Procès en appel du RN : Marine Le Pen condamnée à trois ans de prison dont un an ferme sous bracelet électronique

La cheffe de file du Rassemblement national (RN) Marine Le Pen a été condamné ce mardi à trois ans de prison dont deux avec sursis et à 45 mois d'inéligibilité dont 30 mois assortis du sursis.
Procès en appel du RN : Marine Le Pen condamnée à trois ans de prison dont un an ferme sous bracelet électronique
Marine Le Pen, le 6 octobre 2023. (Obatala-photography / Shutterstock)
Par Actu17
Le mardi 7 juillet 2026 à 13:57 - MAJ mardi 7 juillet 2026 à 14:16

Marine Le Pen, cheffe de file du Rassemblement national (RN), a été condamnée ce mardi 7 juillet par la cour d'appel de Paris à 100 000 euros d’amende, trois ans de prison dont deux avec sursis (sous surveillance électronique) et à 45 mois d'inéligibilité dont 30 mois assortis du sursis, dans l'affaire des assistants parlementaires européens du Front national.
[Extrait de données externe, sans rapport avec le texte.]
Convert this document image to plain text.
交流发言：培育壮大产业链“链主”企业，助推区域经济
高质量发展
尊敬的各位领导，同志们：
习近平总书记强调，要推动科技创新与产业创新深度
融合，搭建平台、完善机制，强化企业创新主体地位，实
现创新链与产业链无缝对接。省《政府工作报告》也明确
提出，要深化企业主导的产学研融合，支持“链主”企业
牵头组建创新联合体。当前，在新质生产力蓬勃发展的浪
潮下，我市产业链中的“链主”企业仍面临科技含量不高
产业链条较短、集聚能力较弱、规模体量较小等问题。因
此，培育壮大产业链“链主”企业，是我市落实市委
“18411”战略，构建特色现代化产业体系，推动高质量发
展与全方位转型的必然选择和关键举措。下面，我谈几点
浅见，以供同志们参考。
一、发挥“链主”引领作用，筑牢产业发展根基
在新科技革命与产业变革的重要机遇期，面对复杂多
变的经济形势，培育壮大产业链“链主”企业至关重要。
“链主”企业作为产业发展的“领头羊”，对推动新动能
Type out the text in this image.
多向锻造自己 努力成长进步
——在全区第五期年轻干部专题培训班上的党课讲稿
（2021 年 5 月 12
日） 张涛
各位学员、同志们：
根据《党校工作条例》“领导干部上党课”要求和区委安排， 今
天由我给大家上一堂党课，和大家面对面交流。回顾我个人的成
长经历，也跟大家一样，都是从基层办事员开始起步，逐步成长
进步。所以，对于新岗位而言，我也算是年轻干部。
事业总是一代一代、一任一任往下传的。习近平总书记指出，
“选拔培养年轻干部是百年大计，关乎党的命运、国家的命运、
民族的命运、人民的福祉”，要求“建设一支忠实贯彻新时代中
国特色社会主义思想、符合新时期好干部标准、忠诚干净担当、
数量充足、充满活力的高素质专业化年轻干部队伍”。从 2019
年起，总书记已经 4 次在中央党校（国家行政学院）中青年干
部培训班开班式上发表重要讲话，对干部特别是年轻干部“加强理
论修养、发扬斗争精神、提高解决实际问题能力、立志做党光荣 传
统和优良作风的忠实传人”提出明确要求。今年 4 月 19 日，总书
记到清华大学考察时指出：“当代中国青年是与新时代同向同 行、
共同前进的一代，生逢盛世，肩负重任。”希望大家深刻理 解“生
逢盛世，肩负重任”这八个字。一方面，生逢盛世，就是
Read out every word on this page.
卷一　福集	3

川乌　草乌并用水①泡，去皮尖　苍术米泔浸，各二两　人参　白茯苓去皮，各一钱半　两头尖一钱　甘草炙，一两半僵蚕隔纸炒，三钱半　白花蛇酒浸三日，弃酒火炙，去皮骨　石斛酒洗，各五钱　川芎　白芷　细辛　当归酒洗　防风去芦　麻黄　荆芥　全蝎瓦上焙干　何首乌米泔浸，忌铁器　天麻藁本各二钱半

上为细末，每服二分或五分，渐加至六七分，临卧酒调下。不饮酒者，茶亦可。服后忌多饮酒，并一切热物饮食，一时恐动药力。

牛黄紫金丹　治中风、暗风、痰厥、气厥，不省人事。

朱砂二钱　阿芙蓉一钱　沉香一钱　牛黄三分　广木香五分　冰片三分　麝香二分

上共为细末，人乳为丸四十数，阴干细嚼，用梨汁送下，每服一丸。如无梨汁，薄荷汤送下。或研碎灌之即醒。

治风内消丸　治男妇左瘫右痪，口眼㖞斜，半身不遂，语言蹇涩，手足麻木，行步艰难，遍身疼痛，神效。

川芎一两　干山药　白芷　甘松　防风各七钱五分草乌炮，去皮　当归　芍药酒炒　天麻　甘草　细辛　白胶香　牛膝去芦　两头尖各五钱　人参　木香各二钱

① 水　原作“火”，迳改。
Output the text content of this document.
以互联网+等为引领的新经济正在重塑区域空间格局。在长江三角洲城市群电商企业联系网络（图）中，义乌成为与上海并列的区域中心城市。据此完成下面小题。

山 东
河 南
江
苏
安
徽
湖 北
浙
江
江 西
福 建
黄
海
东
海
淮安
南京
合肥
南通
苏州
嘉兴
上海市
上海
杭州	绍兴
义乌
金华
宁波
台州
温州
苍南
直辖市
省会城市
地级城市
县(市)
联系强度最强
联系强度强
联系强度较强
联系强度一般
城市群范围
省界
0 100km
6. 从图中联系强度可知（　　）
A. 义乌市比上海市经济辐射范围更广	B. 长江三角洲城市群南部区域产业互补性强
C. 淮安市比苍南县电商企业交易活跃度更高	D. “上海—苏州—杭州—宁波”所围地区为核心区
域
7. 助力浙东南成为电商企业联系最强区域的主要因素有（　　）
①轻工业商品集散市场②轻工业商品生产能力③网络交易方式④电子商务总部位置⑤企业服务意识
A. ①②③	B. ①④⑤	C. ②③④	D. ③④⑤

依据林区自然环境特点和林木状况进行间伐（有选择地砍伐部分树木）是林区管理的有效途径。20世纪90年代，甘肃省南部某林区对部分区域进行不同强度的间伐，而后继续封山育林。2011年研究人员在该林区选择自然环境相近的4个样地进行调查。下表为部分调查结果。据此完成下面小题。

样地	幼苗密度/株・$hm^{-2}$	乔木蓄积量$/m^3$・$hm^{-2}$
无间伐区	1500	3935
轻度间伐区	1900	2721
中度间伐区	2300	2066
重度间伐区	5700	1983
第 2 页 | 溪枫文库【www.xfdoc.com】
En première instance, en mars 2025, Marine Le Pen avait été condamnée à quatre ans de prison dont deux ans ferme sous forme de détention électronique à domicile, 100 000 euros d'amende et cinq ans d'inéligibilité. Conformément aux réquisitions du parquet, cette peine avait été assortie d'une exécution provisoire. Les 15 mois ferme d'inéligibilité ont par conséquent déjà été purgés par la cheffe de file du RN.

Marine Le Pen s'exprimera ce mardi soir au JT de 20 heures de TF1. Elle devrait à cette occasion annoncer sa décision de se présenter, ou non, à l'élection présidentielle de 2027. Il y a dix jours lors d'une interview à LCI, elle avait déclaré qu'elle ne pourrait pas faire campagne avec un bracelet électronique, et que, dans ces conditions, elle ne serait pas candidate en 2027, ajoutant qu'elle soutiendrait la candidature de Jordan Bardella.

Parmi les autres condamnations, Bruno Gollnisch, ex-eurodéputé, fidèle de Jean-Marie Le Pen, a été condamné par la cour d'appel à trois ans de prison avec sursis et une amende de 25 000 euros et une peine d’inéligibilité de trois ans. Louis Aliot, ex-eurodéputé et maire de Perpignan, a quant à lui été condamné à un an de prison avec sursis et une amende de 5 000 euros. La cour prononce également une peine d'inéligibilité de deux ans assortie du sursis. Nicolas Bay, eurodéputé, ex-secrétaire général du Front national, a été condamné à un an de prison avec sursis, à une amende de 5 000 euros et à une inéligibilité de deux ans, assortie également du sursis. Julien Odoul, député de l'Yonne et ex-assistant parlementaire, a été condamné à huit mois de prison avec sursis et à une inéligibilité d'un an avec sursis.

Le Rassemblement national (RN) en tant que personne morale a été condamné par la cour d'appel à une amende de 2 millions d'euros, dont un avec sursis, et à une confiscation d'un million d'euros.